Britam, which in 2019 held 275.7 million shares of the lender equivalent to a 7.3 per cent stake, has been reducing the concentration of its investment in the institution which often represents more than 10 per cent of its total assets.
The insurer says it made a loss of Sh134.5 million in the latest trade which came amid the lender’s depressed share price in the bear run that intensified in the wake of the Covid-19 pandemic.
The insurer has disclosed the latest disposal in its annual report.
“Fair value loss relating to the disposal of the Equity Group Holdings shares totalled to Sh134.5 million [compared to a gain of Sh332.5 million in 2019],” Britam said.
“Fair value loss on revaluation of the Equity Group shares totalled to Sh4.2 billion [compared to a gain of Sh5.1 billion] in 2019].”
Britam has been selling the bank’s shares to diversify its portfolio and also to comply with regulatory guidelines, capping investment in a bank at 10 per cent of an insurer’s total assets.
“The concentration on equities in general and on specific counters is closely monitored.

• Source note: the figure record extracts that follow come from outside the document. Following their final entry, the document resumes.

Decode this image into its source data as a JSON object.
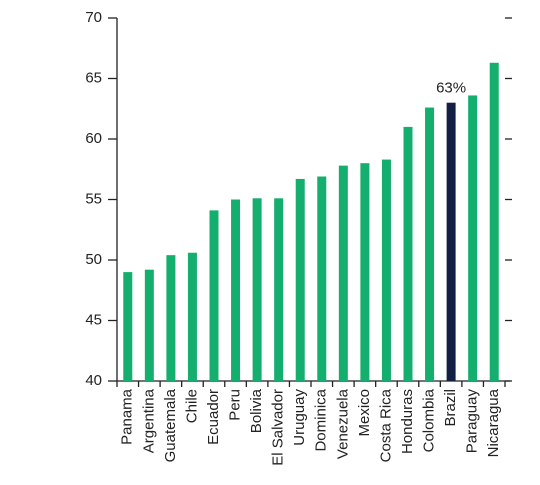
{
  "chart_data": {
    "type": "bar",
    "categories": [
      "Panama",
      "Argentina",
      "Guatemala",
      "Chile",
      "Ecuador",
      "Peru",
      "Bolivia",
      "El Salvador",
      "Uruguay",
      "Dominica",
      "Venezuela",
      "Mexico",
      "Costa Rica",
      "Honduras",
      "Colombia",
      "Brazil",
      "Paraguay",
      "Nicaragua"
    ],
    "values": [
      49.0,
      49.2,
      50.4,
      50.6,
      54.1,
      55.0,
      55.1,
      55.1,
      56.7,
      56.9,
      57.8,
      58.0,
      58.3,
      61.0,
      62.6,
      63.0,
      63.6,
      66.3
    ],
    "value_labels": [
      null,
      null,
      null,
      null,
      null,
      null,
      null,
      null,
      null,
      null,
      null,
      null,
      null,
      null,
      null,
      "63%",
      null,
      null
    ],
    "colors": [
      "#14ae6e",
      "#14ae6e",
      "#14ae6e",
      "#14ae6e",
      "#14ae6e",
      "#14ae6e",
      "#14ae6e",
      "#14ae6e",
      "#14ae6e",
      "#14ae6e",
      "#14ae6e",
      "#14ae6e",
      "#14ae6e",
      "#14ae6e",
      "#14ae6e",
      "#141f45",
      "#14ae6e",
      "#14ae6e"
    ],
    "ylim": [
      40,
      70
    ],
    "yticks": [
      40,
      45,
      50,
      55,
      60,
      65,
      70
    ]
  }
}
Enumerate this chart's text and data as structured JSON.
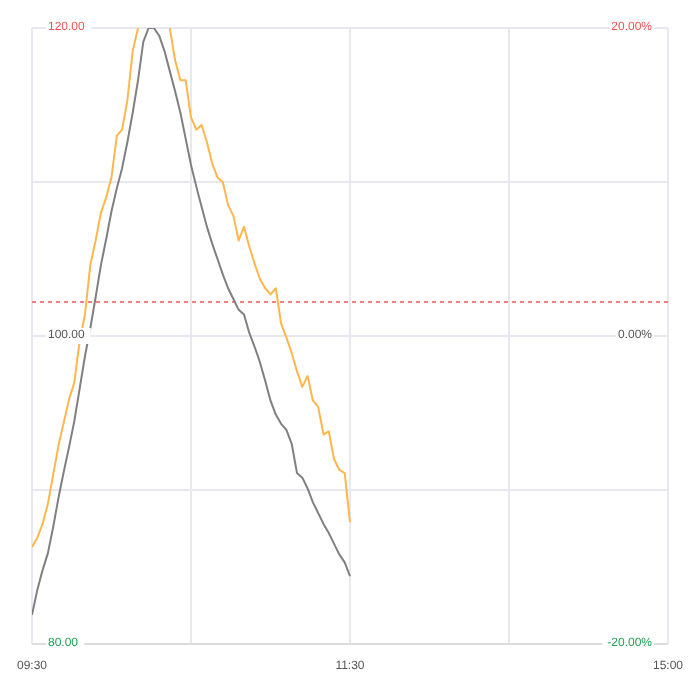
{
  "chart_data": {
    "type": "line",
    "categories": [
      "09:30",
      null,
      null,
      null,
      null,
      null,
      null,
      null,
      null,
      null,
      null,
      null,
      null,
      null,
      null,
      null,
      null,
      null,
      null,
      null,
      null,
      null,
      null,
      null,
      null,
      null,
      null,
      null,
      null,
      null,
      null,
      null,
      null,
      null,
      null,
      null,
      null,
      null,
      null,
      null,
      null,
      null,
      null,
      null,
      null,
      null,
      null,
      null,
      null,
      null,
      null,
      null,
      null,
      null,
      null,
      null,
      null,
      null,
      null,
      null,
      "11:30",
      null,
      null,
      null,
      null,
      null,
      null,
      null,
      null,
      null,
      null,
      null,
      null,
      null,
      null,
      null,
      null,
      null,
      null,
      null,
      null,
      null,
      null,
      null,
      null,
      null,
      null,
      null,
      null,
      null,
      null,
      null,
      null,
      null,
      null,
      null,
      null,
      null,
      null,
      null,
      null,
      null,
      null,
      null,
      null,
      null,
      null,
      null,
      null,
      null,
      null,
      null,
      null,
      null,
      null,
      null,
      null,
      null,
      null,
      null,
      "15:00"
    ],
    "ylim": [
      80,
      120
    ],
    "yticks": [
      {
        "value": 80,
        "label": "80.00"
      },
      {
        "value": 90,
        "label": null
      },
      {
        "value": 100,
        "label": "100.00"
      },
      {
        "value": 110,
        "label": null
      },
      {
        "value": 120,
        "label": "120.00"
      }
    ],
    "y2lim": [
      -20,
      20
    ],
    "y2ticks": [
      {
        "value": -20,
        "label": "-20.00%"
      },
      {
        "value": 0,
        "label": "0.00%"
      },
      {
        "value": 20,
        "label": "20.00%"
      }
    ],
    "grid": true,
    "marker": "none",
    "line_style": "solid",
    "ref_lines": [
      {
        "axis": "y",
        "value": 102.2,
        "color": "#f08080",
        "line_style": "dotted"
      }
    ],
    "series": [
      {
        "color": "#ffb74d",
        "values": [
          86.3,
          86.9,
          87.8,
          89.1,
          91.0,
          92.9,
          94.4,
          95.9,
          97.0,
          99.7,
          101.4,
          104.6,
          106.2,
          108.0,
          109.0,
          110.3,
          113.0,
          113.4,
          115.3,
          118.5,
          120.0,
          null,
          null,
          null,
          null,
          null,
          120.0,
          117.9,
          116.6,
          116.6,
          114.2,
          113.4,
          113.7,
          112.6,
          111.2,
          110.3,
          110.0,
          108.5,
          107.8,
          106.2,
          107.1,
          105.8,
          104.7,
          103.7,
          103.1,
          102.7,
          103.1,
          100.8,
          99.9,
          98.9,
          97.7,
          96.7,
          97.4,
          95.8,
          95.4,
          93.6,
          93.8,
          92.0,
          91.3,
          91.1,
          87.9,
          null,
          null,
          null,
          null,
          null,
          null,
          null,
          null,
          null,
          null,
          null,
          null,
          null,
          null,
          null,
          null,
          null,
          null,
          null,
          null,
          null,
          null,
          null,
          null,
          null,
          null,
          null,
          null,
          null,
          null,
          null,
          null,
          null,
          null,
          null,
          null,
          null,
          null,
          null,
          null,
          null,
          null,
          null,
          null,
          null,
          null,
          null,
          null,
          null,
          null,
          null,
          null,
          null,
          null,
          null,
          null,
          null,
          null,
          null,
          null
        ]
      },
      {
        "color": "#808080",
        "values": [
          81.9,
          83.5,
          84.8,
          85.9,
          87.6,
          89.5,
          91.2,
          92.8,
          94.5,
          96.6,
          98.7,
          100.5,
          102.5,
          104.6,
          106.3,
          108.1,
          109.6,
          110.9,
          112.6,
          114.5,
          116.6,
          119.1,
          120.0,
          120.0,
          119.5,
          118.5,
          117.2,
          115.9,
          114.5,
          112.8,
          111.1,
          109.7,
          108.4,
          107.1,
          106.0,
          105.0,
          104.0,
          103.1,
          102.4,
          101.7,
          101.4,
          100.2,
          99.3,
          98.3,
          97.1,
          95.8,
          94.9,
          94.3,
          93.9,
          93.0,
          91.1,
          90.8,
          90.1,
          89.2,
          88.5,
          87.8,
          87.2,
          86.5,
          85.8,
          85.3,
          84.4,
          null,
          null,
          null,
          null,
          null,
          null,
          null,
          null,
          null,
          null,
          null,
          null,
          null,
          null,
          null,
          null,
          null,
          null,
          null,
          null,
          null,
          null,
          null,
          null,
          null,
          null,
          null,
          null,
          null,
          null,
          null,
          null,
          null,
          null,
          null,
          null,
          null,
          null,
          null,
          null,
          null,
          null,
          null,
          null,
          null,
          null,
          null,
          null,
          null,
          null,
          null,
          null,
          null,
          null,
          null,
          null,
          null,
          null,
          null,
          null
        ]
      }
    ]
  }
}
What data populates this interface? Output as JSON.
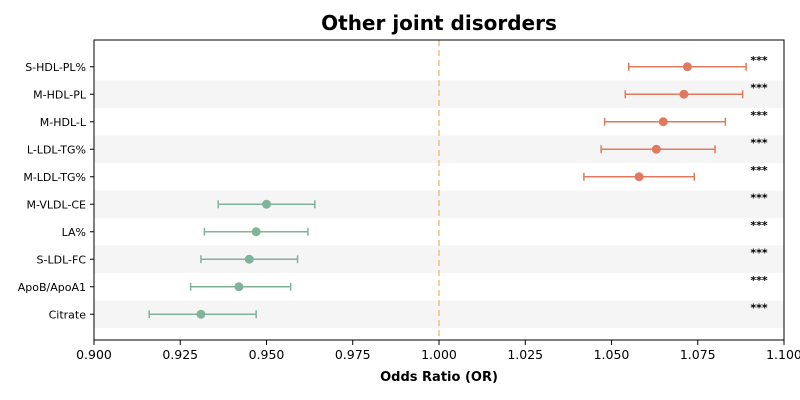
{
  "chart_data": {
    "type": "forest",
    "title": "Other joint disorders",
    "xlabel": "Odds Ratio (OR)",
    "xlim": [
      0.9,
      1.1
    ],
    "xticks": [
      "0.900",
      "0.925",
      "0.950",
      "0.975",
      "1.000",
      "1.025",
      "1.050",
      "1.075",
      "1.100"
    ],
    "reference_line": 1.0,
    "reference_color": "#f0c27b",
    "colors": {
      "positive": "#e07a5f",
      "negative": "#81b29a"
    },
    "grid": false,
    "rows": [
      {
        "label": "S-HDL-PL%",
        "or": 1.072,
        "lo": 1.055,
        "hi": 1.089,
        "sig": "***"
      },
      {
        "label": "M-HDL-PL",
        "or": 1.071,
        "lo": 1.054,
        "hi": 1.088,
        "sig": "***"
      },
      {
        "label": "M-HDL-L",
        "or": 1.065,
        "lo": 1.048,
        "hi": 1.083,
        "sig": "***"
      },
      {
        "label": "L-LDL-TG%",
        "or": 1.063,
        "lo": 1.047,
        "hi": 1.08,
        "sig": "***"
      },
      {
        "label": "M-LDL-TG%",
        "or": 1.058,
        "lo": 1.042,
        "hi": 1.074,
        "sig": "***"
      },
      {
        "label": "M-VLDL-CE",
        "or": 0.95,
        "lo": 0.936,
        "hi": 0.964,
        "sig": "***"
      },
      {
        "label": "LA%",
        "or": 0.947,
        "lo": 0.932,
        "hi": 0.962,
        "sig": "***"
      },
      {
        "label": "S-LDL-FC",
        "or": 0.945,
        "lo": 0.931,
        "hi": 0.959,
        "sig": "***"
      },
      {
        "label": "ApoB/ApoA1",
        "or": 0.942,
        "lo": 0.928,
        "hi": 0.957,
        "sig": "***"
      },
      {
        "label": "Citrate",
        "or": 0.931,
        "lo": 0.916,
        "hi": 0.947,
        "sig": "***"
      }
    ]
  }
}
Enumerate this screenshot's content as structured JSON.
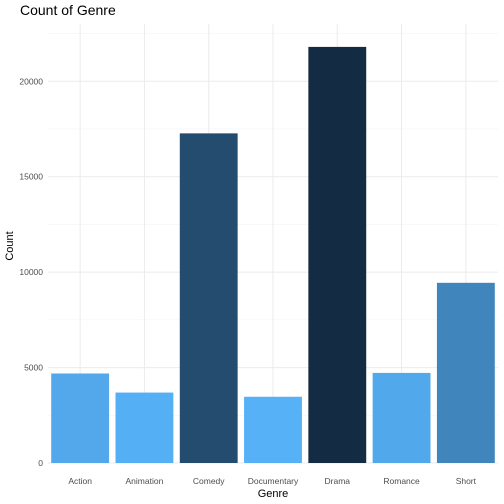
{
  "chart_data": {
    "type": "bar",
    "title": "Count of Genre",
    "xlabel": "Genre",
    "ylabel": "Count",
    "categories": [
      "Action",
      "Animation",
      "Comedy",
      "Documentary",
      "Drama",
      "Romance",
      "Short"
    ],
    "values": [
      4690,
      3690,
      17270,
      3470,
      21800,
      4720,
      9440
    ],
    "ylim": [
      0,
      23000
    ],
    "yticks": [
      0,
      5000,
      10000,
      15000,
      20000
    ],
    "grid": true,
    "legend": "none",
    "fill_gradient": {
      "low": "#56b1f7",
      "high": "#132b43"
    }
  }
}
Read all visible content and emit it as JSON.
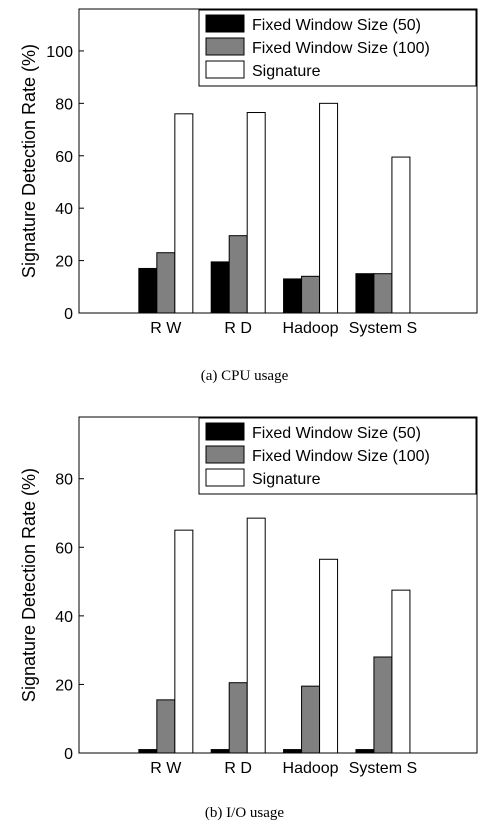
{
  "chart_data": [
    {
      "type": "bar",
      "caption": "(a) CPU usage",
      "ylabel": "Signature Detection Rate (%)",
      "xlabel": "",
      "categories": [
        "R W",
        "R D",
        "Hadoop",
        "System S"
      ],
      "ylim": [
        0,
        116
      ],
      "yticks": [
        0,
        20,
        40,
        60,
        80,
        100
      ],
      "grid": false,
      "legend_position": "top-right",
      "series": [
        {
          "name": "Fixed Window Size (50)",
          "color": "#000000",
          "values": [
            17,
            19.5,
            13,
            15
          ]
        },
        {
          "name": "Fixed Window Size (100)",
          "color": "#808080",
          "values": [
            23,
            29.5,
            14,
            15
          ]
        },
        {
          "name": "Signature",
          "color": "#ffffff",
          "values": [
            76,
            76.5,
            80,
            59.5
          ]
        }
      ]
    },
    {
      "type": "bar",
      "caption": "(b) I/O usage",
      "ylabel": "Signature Detection Rate (%)",
      "xlabel": "",
      "categories": [
        "R W",
        "R D",
        "Hadoop",
        "System S"
      ],
      "ylim": [
        0,
        98
      ],
      "yticks": [
        0,
        20,
        40,
        60,
        80
      ],
      "grid": false,
      "legend_position": "top-right",
      "series": [
        {
          "name": "Fixed Window Size (50)",
          "color": "#000000",
          "values": [
            1,
            1,
            1,
            1
          ]
        },
        {
          "name": "Fixed Window Size (100)",
          "color": "#808080",
          "values": [
            15.5,
            20.5,
            19.5,
            28
          ]
        },
        {
          "name": "Signature",
          "color": "#ffffff",
          "values": [
            65,
            68.5,
            56.5,
            47.5
          ]
        }
      ]
    }
  ]
}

As at December 31, 2020, the group held shares in Equity Group Holdings Plc amounting to Sh8.6 billion (2019: Sh14.7 billion) or 12 per cent (2019: 10 per cent) of the total assets,” the insurer said.
Britam has in recent years moved to reduce its exposure to Equity which in 2014 represented 26 per cent of its total assets on the back of the lender’s long-term stock price rally.
The Insurance Regulatory Authority (IRA) in 2015 published investment guidelines that, for instance, capped an insurer’s investment in a bank at 10 per cent of its total assets.
The requirement is meant to promote financial stability of an insurer which can be threatened if an oversize investment goes wrong.
Britam started buying Equity shares in 2004 and holds them directly and through its various insurance subsidiaries.
A rally in the lender’s share price means Britam will have to keep cutting its stake to tame the concentration risk.
Losses in its investment portfolio, including the Equity stake, contributed to the insurer’s record net loss of Sh9.1 billion in the year ended December.
The insurer also suffered investment losses of Sh5.2 billion in its asset management unit Wealth Fund Management Fund LLP.
The insurer had made a net profit of Sh3.5 billion a year earlier. The loss in the review period saw the company suspend dividend payouts, having made a distribution of Sh630.8 million or Sh0.25 per share the year before.
The company did not give details of what went wrong at the asset management unit, only saying there was an “asset-liability mismatch” in the fund.
“The holding company is committed to support the fund to fulfil its obligations as they fall due through management oversight of the fund’s operations and the agreed recovery plan,” Britam said.
It was not immediately clear how much money the fund was managing. The insurer says the wealth management funds mainly invest in deposits with financial institutions.
Disclosure of the losses at the fund came after the insurer overhauled its executive and board, including the investment committee, giving it an opportunity to look at issues that may have been glossed over in the past.
The company appointed Zimbabwean Tavaziva Madzinga as its chief executive effective February 1, replacing Benson Wairegi who had been with the insurer for 40 years.
The company also replaced Andrew Hollas as chairman on the same day with Mohamed Said Karama on a temporary basis.
Besides the troubles at the fund, Britam also took a hit from a drop in the value of its listed equities and property investments.
Britam said that its core insurance business was resilient in the review period.
“However operating results were better than 2019. Our gross earned premiums (GEP) and fund management fees were up 4.2 per cent to Sh28.8 billion from Sh27.7 billion,” the insurer said.
“This is attributed to the growth of our insurance revenues especially the international general insurance business which recorded an increase in GEP of 50 per cent, contributing 28 per cent of the group’s GEP and a profit before tax of Sh832 million up from Sh38 million in 2019.”